For these reasons, Washington believed that the new Constitution had every reason to inspire confidence and merit wholehearted support.

After laying out these reasons, Washington kicks things into overdrive and gives one of the best explanations for why the Constitution must be followed.

Fundamental Maxims of Truth Liberty

Washington reminds the people of America about one of their first founding documents – the Declaration of Independence.

In that pithy declaration is a long sentence that details all the things free citizens have a right to expect and demand from their government. The things include the protection of our God-given, inalienable rights to life, liberty, and the pursuit of happiness. When government fails to fulfill its role, the Founding Fathers made it very clear what needs to happen next – “whenever any Form of Government becomes destructive of these ends, it is the Right of the People to alter or to abolish it, and to institute new Government, laying its foundation on such principles and organizing its powers in such form, as to them shall seem most likely to effect their Safety and Happiness.”

Washington goes so far as to say that this is the basis for our political system. The right of the people to get rid of what is not working, and replace it with what will work. Not through violent revolution, but by following the rules laid out in the Constitution itself.

Right now, many people are getting fired up. They are all about burning it down, destroying the system, sticking it to the man. However, they would do well to listen to Washington’s next words.

The next sentence starts with “but”. Washington is shifting gears, everything up until this point still remains valid, however Washington is about to put a qualification on it.

There is a process for changing the Constitution. But until it is changed by an explicit and authentic act of the whole people, it is sacredly obligatory to everyone. As the supreme law of the land, nothing could make more sense. In the Constitution is a method for changing the Constitution. But unless that method is followed, unless the people have made that explicit and authentic act, then the Constitution as it now stands must be respected and followed.

Today    

“The very idea of the power and the right of the people to establish government presupposes the duty of every individual to obey the established government.”

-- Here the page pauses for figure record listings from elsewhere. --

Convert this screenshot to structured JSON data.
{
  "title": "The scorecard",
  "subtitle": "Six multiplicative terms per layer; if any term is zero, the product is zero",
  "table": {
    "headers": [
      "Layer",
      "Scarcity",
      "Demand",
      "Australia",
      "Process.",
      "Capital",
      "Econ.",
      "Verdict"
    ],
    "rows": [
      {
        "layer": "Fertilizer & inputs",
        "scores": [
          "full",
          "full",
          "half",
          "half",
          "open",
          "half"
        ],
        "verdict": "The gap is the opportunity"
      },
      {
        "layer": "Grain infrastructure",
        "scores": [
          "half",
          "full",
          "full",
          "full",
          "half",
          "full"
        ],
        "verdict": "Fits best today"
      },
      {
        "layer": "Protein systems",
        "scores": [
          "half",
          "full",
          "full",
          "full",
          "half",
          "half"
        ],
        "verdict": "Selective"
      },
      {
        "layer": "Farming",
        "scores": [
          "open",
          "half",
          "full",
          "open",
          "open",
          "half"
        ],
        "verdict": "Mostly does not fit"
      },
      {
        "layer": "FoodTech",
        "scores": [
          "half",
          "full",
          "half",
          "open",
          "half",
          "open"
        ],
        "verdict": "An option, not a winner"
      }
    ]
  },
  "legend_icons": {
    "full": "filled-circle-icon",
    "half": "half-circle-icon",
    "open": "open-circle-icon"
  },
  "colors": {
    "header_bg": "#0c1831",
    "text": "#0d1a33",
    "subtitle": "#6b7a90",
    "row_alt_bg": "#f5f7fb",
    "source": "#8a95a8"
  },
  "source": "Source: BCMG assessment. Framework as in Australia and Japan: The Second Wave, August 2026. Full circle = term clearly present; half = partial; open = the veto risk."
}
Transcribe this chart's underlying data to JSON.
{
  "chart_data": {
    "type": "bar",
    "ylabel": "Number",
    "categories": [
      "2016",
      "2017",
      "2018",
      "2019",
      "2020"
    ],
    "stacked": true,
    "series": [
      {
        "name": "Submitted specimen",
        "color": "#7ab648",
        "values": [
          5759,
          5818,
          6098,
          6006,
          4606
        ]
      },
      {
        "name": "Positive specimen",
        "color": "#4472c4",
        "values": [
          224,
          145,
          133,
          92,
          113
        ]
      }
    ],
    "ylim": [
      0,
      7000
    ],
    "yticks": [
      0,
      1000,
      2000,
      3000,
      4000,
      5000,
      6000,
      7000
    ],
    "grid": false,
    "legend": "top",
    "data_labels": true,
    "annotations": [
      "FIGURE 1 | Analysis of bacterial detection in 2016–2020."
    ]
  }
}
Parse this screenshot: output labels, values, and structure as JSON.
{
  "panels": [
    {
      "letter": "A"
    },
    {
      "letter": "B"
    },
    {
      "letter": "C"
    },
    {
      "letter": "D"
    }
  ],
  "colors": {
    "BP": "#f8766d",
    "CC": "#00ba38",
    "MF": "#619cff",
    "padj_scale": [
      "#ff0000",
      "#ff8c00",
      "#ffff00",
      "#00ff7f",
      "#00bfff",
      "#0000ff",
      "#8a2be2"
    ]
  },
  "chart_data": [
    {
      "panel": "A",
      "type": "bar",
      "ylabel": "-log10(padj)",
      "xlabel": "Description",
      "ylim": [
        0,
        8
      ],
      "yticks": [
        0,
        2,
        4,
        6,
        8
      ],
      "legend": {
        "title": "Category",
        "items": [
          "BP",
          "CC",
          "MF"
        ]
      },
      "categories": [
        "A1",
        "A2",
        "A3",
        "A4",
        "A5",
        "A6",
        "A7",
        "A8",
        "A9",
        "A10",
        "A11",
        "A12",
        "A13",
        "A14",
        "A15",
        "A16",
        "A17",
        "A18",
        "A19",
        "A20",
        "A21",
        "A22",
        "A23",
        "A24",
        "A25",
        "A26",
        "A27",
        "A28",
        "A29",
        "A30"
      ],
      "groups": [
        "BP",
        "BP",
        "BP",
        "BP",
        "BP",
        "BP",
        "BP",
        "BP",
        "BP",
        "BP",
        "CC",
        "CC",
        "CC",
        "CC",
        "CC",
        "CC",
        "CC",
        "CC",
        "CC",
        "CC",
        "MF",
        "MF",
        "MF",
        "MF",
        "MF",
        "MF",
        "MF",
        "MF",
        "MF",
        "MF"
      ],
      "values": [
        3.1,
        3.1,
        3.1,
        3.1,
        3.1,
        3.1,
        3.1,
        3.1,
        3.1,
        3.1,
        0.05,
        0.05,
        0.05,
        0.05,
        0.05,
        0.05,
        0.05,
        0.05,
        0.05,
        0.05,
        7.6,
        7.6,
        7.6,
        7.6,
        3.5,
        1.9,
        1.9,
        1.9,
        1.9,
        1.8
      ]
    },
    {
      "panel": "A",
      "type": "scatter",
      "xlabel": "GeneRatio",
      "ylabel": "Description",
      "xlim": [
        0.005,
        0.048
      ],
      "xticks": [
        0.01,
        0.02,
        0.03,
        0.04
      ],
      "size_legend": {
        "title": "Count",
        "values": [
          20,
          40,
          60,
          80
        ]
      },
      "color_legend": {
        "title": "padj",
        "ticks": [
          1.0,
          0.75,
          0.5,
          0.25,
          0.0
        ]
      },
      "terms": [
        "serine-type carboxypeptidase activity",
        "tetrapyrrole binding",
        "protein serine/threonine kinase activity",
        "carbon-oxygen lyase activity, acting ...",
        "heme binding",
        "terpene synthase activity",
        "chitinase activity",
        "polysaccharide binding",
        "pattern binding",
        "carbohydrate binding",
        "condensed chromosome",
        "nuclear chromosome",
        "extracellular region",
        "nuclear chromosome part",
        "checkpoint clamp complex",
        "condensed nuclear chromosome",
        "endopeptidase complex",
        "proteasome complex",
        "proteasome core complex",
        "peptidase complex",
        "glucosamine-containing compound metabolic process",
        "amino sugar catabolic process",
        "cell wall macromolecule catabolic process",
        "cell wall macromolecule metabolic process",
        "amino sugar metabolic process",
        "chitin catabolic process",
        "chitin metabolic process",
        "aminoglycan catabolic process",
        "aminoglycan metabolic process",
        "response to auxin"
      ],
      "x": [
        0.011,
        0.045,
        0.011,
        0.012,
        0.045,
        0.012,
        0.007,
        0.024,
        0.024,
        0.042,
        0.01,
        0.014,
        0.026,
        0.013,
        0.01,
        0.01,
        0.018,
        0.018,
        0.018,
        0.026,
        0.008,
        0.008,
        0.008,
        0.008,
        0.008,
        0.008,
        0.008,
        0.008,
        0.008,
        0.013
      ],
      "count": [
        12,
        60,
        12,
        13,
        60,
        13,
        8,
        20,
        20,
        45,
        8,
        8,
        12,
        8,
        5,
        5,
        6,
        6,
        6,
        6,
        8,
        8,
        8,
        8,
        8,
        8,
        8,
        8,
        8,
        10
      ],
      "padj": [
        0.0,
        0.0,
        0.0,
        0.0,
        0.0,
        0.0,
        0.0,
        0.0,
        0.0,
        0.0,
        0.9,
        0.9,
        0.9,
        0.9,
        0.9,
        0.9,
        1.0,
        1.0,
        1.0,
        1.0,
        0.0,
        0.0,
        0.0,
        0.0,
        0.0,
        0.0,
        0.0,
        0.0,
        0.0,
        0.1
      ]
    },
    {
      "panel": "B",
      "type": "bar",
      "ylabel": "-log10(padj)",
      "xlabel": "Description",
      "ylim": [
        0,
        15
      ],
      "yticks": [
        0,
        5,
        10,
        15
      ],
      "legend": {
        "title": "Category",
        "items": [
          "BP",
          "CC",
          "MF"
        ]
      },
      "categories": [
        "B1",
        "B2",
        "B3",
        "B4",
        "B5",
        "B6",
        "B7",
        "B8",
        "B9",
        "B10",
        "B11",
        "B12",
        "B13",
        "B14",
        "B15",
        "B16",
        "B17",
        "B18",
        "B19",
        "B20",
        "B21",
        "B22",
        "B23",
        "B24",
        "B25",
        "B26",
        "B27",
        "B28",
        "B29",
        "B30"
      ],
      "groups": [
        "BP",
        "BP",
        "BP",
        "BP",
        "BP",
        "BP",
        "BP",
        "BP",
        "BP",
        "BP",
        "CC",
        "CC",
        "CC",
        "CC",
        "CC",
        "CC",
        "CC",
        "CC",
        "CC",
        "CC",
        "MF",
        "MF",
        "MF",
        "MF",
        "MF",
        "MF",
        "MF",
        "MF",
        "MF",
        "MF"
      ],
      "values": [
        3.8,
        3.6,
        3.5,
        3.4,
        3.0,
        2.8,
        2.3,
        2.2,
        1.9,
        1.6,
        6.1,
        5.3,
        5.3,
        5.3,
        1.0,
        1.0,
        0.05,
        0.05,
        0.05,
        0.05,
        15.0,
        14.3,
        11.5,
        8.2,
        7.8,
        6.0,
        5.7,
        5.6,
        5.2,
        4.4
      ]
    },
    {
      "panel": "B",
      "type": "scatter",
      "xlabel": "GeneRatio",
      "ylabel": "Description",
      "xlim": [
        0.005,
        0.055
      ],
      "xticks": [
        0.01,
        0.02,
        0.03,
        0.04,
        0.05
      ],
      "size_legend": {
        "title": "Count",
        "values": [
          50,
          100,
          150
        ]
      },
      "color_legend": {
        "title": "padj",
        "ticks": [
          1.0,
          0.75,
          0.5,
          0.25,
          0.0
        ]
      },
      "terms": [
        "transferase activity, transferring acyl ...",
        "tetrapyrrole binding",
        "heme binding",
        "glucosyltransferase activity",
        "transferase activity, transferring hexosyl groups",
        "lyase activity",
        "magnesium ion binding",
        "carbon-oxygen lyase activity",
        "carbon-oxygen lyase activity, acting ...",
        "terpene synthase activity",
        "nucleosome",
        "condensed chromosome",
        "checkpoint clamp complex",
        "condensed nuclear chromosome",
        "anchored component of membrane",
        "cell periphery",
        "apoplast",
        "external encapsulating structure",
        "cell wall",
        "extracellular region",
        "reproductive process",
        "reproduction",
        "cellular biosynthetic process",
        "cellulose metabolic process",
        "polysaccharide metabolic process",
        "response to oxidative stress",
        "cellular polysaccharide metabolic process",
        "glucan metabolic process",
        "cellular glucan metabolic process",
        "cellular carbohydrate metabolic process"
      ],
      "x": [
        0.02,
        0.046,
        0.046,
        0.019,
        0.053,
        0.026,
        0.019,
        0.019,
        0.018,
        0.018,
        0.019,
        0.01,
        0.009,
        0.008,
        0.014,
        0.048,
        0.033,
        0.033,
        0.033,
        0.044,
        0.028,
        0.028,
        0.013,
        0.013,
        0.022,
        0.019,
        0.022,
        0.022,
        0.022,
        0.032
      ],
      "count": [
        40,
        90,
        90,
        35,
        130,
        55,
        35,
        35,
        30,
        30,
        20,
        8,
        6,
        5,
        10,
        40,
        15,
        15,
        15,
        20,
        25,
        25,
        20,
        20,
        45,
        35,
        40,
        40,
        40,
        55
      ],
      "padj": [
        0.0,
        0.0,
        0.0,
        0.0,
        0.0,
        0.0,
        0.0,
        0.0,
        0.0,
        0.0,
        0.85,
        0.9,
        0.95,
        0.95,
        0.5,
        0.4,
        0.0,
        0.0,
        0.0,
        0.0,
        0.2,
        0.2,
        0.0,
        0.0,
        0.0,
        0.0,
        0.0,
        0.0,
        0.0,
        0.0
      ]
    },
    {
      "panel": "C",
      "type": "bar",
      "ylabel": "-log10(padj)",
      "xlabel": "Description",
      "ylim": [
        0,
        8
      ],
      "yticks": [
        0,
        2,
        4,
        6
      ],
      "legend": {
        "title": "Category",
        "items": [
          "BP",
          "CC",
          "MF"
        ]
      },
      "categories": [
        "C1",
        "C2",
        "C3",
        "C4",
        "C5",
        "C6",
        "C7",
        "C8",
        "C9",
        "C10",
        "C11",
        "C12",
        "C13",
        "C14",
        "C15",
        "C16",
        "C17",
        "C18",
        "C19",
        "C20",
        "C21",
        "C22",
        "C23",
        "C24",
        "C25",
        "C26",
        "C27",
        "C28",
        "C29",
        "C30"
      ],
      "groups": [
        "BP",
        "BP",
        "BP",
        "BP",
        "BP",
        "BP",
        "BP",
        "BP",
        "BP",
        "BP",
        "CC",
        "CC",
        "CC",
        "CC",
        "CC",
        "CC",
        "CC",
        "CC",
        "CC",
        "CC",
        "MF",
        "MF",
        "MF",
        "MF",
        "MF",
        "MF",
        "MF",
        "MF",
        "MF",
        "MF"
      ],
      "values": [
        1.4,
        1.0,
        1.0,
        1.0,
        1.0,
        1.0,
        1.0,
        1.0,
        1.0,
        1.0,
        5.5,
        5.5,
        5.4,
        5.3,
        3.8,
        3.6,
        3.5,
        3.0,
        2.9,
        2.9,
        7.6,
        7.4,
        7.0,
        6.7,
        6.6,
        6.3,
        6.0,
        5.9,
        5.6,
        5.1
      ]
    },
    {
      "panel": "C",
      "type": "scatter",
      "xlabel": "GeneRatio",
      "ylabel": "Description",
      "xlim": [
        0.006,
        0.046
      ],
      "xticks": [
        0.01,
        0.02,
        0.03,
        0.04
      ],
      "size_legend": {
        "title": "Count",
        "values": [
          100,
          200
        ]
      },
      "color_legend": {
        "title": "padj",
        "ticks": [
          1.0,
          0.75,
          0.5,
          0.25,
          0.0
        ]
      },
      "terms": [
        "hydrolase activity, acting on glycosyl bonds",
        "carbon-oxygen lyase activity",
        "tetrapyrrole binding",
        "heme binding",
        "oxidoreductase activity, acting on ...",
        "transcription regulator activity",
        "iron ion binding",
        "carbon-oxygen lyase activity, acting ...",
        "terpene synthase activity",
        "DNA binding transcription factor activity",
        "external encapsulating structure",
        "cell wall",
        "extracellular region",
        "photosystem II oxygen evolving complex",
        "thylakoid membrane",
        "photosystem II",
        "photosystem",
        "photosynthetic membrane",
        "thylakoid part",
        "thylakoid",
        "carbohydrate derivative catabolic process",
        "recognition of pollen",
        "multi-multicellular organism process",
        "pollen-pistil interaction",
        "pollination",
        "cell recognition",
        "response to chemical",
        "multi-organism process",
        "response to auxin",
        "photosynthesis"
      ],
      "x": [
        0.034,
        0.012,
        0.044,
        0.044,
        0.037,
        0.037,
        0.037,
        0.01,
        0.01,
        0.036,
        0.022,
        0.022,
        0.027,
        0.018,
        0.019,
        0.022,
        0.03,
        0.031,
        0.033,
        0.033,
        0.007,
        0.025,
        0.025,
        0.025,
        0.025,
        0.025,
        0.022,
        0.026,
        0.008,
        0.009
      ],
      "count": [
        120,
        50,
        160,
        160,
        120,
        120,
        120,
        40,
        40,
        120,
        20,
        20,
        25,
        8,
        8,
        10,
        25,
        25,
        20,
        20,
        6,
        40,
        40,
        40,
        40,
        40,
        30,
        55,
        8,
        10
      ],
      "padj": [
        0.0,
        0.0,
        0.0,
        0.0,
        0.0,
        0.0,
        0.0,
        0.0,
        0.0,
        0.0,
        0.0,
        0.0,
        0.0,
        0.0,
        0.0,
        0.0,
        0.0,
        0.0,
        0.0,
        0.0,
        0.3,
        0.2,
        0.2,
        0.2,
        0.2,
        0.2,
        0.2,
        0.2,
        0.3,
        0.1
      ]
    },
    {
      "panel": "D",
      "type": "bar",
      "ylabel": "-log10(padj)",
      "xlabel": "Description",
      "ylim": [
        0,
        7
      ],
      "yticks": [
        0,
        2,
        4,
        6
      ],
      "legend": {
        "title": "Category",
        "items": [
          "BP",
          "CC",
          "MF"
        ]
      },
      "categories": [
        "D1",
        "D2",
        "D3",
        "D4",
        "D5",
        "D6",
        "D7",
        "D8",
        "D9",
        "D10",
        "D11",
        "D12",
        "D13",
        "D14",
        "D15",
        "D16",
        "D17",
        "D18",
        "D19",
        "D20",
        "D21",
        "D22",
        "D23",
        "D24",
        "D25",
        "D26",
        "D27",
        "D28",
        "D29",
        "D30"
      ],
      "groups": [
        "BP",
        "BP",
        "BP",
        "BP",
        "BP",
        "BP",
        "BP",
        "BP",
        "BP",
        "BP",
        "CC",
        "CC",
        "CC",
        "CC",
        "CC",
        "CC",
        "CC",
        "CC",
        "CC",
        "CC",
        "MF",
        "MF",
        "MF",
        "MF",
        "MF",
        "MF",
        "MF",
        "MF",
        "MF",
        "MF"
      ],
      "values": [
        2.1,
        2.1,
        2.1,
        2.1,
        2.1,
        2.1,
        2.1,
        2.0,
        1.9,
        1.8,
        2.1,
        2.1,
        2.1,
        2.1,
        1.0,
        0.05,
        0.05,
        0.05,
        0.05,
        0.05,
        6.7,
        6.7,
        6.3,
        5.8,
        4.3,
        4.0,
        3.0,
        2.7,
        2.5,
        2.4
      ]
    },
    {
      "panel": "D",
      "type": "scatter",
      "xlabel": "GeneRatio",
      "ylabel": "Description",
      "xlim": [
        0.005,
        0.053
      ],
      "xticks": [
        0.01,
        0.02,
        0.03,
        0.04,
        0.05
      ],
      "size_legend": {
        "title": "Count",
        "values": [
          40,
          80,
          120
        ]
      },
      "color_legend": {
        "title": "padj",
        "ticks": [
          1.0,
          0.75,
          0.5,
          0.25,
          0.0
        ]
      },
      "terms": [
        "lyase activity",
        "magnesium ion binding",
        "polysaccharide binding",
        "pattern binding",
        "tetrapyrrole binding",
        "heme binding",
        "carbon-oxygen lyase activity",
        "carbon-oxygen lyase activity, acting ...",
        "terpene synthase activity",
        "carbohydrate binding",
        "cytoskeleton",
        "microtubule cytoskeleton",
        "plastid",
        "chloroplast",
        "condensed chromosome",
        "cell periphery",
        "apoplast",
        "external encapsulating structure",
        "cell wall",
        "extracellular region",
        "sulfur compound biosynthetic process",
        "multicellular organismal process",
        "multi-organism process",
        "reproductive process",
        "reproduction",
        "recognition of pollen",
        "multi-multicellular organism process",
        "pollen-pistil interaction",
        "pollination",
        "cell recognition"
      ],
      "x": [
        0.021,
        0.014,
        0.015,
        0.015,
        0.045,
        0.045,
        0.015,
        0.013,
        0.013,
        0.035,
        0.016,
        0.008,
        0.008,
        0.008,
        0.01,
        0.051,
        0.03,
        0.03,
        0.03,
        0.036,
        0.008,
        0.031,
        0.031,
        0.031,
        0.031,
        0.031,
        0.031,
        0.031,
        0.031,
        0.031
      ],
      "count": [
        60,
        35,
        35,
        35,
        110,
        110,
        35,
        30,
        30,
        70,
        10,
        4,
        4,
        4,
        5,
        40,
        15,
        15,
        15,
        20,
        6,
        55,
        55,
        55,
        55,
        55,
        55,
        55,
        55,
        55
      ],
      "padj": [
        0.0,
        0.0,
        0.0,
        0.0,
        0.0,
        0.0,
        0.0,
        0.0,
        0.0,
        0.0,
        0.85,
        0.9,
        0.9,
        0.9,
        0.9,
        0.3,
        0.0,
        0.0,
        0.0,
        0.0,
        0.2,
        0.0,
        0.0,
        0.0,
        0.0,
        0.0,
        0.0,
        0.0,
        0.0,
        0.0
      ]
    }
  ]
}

There can be no liberty without law. There can be no law without obedience. Through the Constitution, America’s form of government was established. With 27 minor changes, that form of government remains the same today as it was 230 years ago.

The very fact that we have a power and right to establish a government for ourselves means that we must obey the government that we have. This system preserves liberty because baked in is the ability to alter or abolish in order to make our freedom secure.

Washington, the Father of our Country, was also the President of the Constitutional Convention. So we don’t have to wonder if he knew what he was talking about.